Nie tyle chodzi o liczne wybuchy i fajerwerki, co o nagły wysyp grup rekonstrukcyjnych SS i Wermachtu. Prawo tego nie zabrania, ponieważ są to „miłośnicy historii”. Jednak świętując uchwalenie pierwszej polskiej ustawy zasadniczej chciałoby się obejrzeć dragonów księcia Stanisława albo chociażby piechotę cesarza Francuzów. Nic z tych rzeczy. Jak Dolny Śląsk długi i szeroki w majówkę, czyli coś między 1 a 5 maja, będą biegały, jeździły i strzelały pojazdy i formacje bankierów i innych gryzipiórków poprzebieranych za esesmanów.
Sam czasami określam się jako miłośnika a nawet pasjonata historii, lecz zaczynam odczuwać pewien dyskomfort słysząc o kolejnym „nocnym zwiedzaniu z Wermachtem”, „biegu przez płotki z SS” czy rekonstrukcji „zdobycia/obrony przed/z/wobec Rosjan/Armię Czerwoną/Wermacht/Niemców/Nazistów/SS” (niepotrzebne skreślić).
Wszystko przez fakt, że strzały z pepeszy w niewielkim, a nawet w zerowym stopniu przypominają o pokoleniu tych, którzy chcieli naprawiać Rzeczpospolitą Obojga Narodów. Nie ma mowy o kulcie bohaterów insurekcji kościuszkowskiej czy nawet o przyczynach ostatniego zajazdu na Litwie. Jest za to groteskowa przebieranka za SS, która wypacza wiedzę o tej zbrodniczej organizacji.
Troska o odpowiednią formację wychowawczą tu u nas, na Dolnym Śląsku ma dodatkowe znaczenie. Przyłączenie do Polski nastąpiło w 1945 roku, więc nie mamy na miedzach polnych krzyży powstańczych z 1863 roku, nie mamy kurhanów czy cmentarzy poległych żołnierzy AK, nie u nas ma miejsce walk o wolną i niepodległą ojczyznę.

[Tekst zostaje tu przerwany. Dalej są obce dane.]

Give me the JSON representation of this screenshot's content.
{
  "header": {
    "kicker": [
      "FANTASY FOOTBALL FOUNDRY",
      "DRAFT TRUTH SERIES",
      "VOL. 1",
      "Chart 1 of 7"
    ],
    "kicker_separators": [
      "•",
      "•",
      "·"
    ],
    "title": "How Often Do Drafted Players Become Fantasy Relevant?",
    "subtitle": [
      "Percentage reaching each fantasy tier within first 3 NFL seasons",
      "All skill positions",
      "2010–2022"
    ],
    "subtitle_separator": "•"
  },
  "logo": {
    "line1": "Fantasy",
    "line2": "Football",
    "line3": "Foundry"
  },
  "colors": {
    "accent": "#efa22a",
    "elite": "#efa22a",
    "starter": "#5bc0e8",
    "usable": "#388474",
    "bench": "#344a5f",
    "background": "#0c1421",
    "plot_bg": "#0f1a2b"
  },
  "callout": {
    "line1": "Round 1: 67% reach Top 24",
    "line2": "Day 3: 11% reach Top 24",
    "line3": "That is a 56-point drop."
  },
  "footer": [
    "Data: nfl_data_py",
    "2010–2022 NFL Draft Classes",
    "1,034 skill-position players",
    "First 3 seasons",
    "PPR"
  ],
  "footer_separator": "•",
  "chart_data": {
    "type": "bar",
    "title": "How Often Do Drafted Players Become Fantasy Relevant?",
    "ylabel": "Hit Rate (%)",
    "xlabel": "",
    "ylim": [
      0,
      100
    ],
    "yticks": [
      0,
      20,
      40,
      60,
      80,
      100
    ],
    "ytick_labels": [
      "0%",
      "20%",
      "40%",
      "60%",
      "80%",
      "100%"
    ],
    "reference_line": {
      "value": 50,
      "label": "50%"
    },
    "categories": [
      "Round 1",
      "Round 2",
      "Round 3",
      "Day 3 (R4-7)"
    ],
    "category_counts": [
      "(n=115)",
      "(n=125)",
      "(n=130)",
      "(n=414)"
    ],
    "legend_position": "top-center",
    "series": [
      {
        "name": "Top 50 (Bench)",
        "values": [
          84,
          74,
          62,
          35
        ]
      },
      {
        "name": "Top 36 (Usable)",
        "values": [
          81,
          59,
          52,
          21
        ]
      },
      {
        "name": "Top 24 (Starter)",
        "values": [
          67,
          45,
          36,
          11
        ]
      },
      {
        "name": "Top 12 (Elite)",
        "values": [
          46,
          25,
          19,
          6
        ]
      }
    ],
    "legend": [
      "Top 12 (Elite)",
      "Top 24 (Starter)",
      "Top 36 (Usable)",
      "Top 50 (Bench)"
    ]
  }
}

Szybciej spotkamy niemieckie pomniki poświęcone poległym w czasie I wojny światowej czy niestety szkaradne kamienie zwane pomnikami poświęcone powrotowi „do macierzy”. Dlatego każda uroczystość jest na wagę złota. Szkoda ich trwonić na głupie strzelanie w imię atrakcji turystycznej. W przeciwnym razie będzie na pęczki polskich turystów we własnym kraju, ale niewielu polskich patriotów.